Reconnaître «l'État du Kosovo», c'est une triple faute.
Une faute contre l'histoire. Celle-ci, contrairement à ce qui s'est passé pour les pays Baltes, n'a jamais connu de Kosovo indépendant. Longtemps soumis au pouvoir turc (comme le fut aussi la Serbie), le Kosovo était, depuis plusieurs décennies, partie intégrante d'un État né par accord international : la Yougoslavie. Au sein de cet État fédéral il faisait partie de la Serbie qui, comme il a été mille fois rappelé, plaçait dans le Kosovo l'origine même de son identité. Que la démographie ait changé, assurément. Belgrade elle-même favorisa cette évolution en accueillant généreusement dans sa province du Kosovo les Albanais qui fuyaient la dictature d'Enver Hodja. Il y avait là matière à imaginer un régime d'autonomie. Cela fut fait. On sait que Milosevic supprima ce régime. Certains, qui auront la curiosité de lire les chroniques, découvriront que l'une des raisons de cette décision fut la plainte des Serbes qui étaient fort mal traités dans un Kosovo «autonome». Milosevic abolit l'autonomie. Il fit mal. Mais la réponse n'est certes pas d'aller à l'excès inverse, créer un État là où il n'y en eut jamais un. Ou alors allons jusqu'au bout. Bafouons l'histoire : reconnaissons la République turque de Chypre ; intéressons-nous au Cachemire ; découpons un peu en Espagne, au Mali, au Tchad, etc., et en France, pourquoi pas ?
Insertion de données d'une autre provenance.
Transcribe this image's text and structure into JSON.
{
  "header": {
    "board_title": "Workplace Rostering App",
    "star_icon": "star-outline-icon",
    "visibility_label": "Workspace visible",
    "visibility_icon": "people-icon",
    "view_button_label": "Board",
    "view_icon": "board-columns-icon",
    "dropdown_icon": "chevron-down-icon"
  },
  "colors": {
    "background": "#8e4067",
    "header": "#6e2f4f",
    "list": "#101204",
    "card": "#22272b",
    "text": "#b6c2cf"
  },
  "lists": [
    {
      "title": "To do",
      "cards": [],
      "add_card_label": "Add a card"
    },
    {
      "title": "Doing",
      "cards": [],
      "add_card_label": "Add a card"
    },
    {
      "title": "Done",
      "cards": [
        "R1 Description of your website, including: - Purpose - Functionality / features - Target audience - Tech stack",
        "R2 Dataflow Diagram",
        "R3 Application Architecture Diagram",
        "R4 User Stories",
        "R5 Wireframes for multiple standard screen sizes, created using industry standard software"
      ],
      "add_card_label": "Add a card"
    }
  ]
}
Les Français ne veulent plus rien savoir de l'histoire. Mais ce qui est tout récent devrait quand même rester en mémoire et faire réfléchir. La Serbie, objet aujourd'hui de tant de critiques, n'a pas fait la moindre difficulté pour reconnaître l'indépendance du Monténégro, preuve qu'il ne s'agit pas de la part de Belgrade d'attitude obtuse maniaque.
Une faute contre le droit. Il y eut guerre, déclenchée en 1999 par l'Otan en ignorant les principes du droit international, pour mater les Serbes coupables d'avoir réprimé durement trop durement un mouvement d'indépendance qu'ils qualifiaient de terroriste.
Mais la guerre aérienne de l'Otan n'a rien réglé. Pour vaincre, l'Otan devait aller à terre, ce que les Alliés, pas fous et se rappelant la manière dont les divisions nazies furent accrochées, ne voulaient pas. On négocia donc un nouvel accord Serbes-Russes-Américains-Européens qui déboucha sur une résolution des Nations unies, celle dont on voudra bientôt nous faire oublier l'existence, mais qui est le seul droit applicable : la résolution 1244, du 10 juin 1999 : réaffirmation de l'attachement de tous les États membres à la «souveraineté et à l'intégrité territoriale de la République fédérale de la Yougoslavie ». Appel en vue d'une «autonomie substantielle et d'une véritable auto-administration du Kosovo».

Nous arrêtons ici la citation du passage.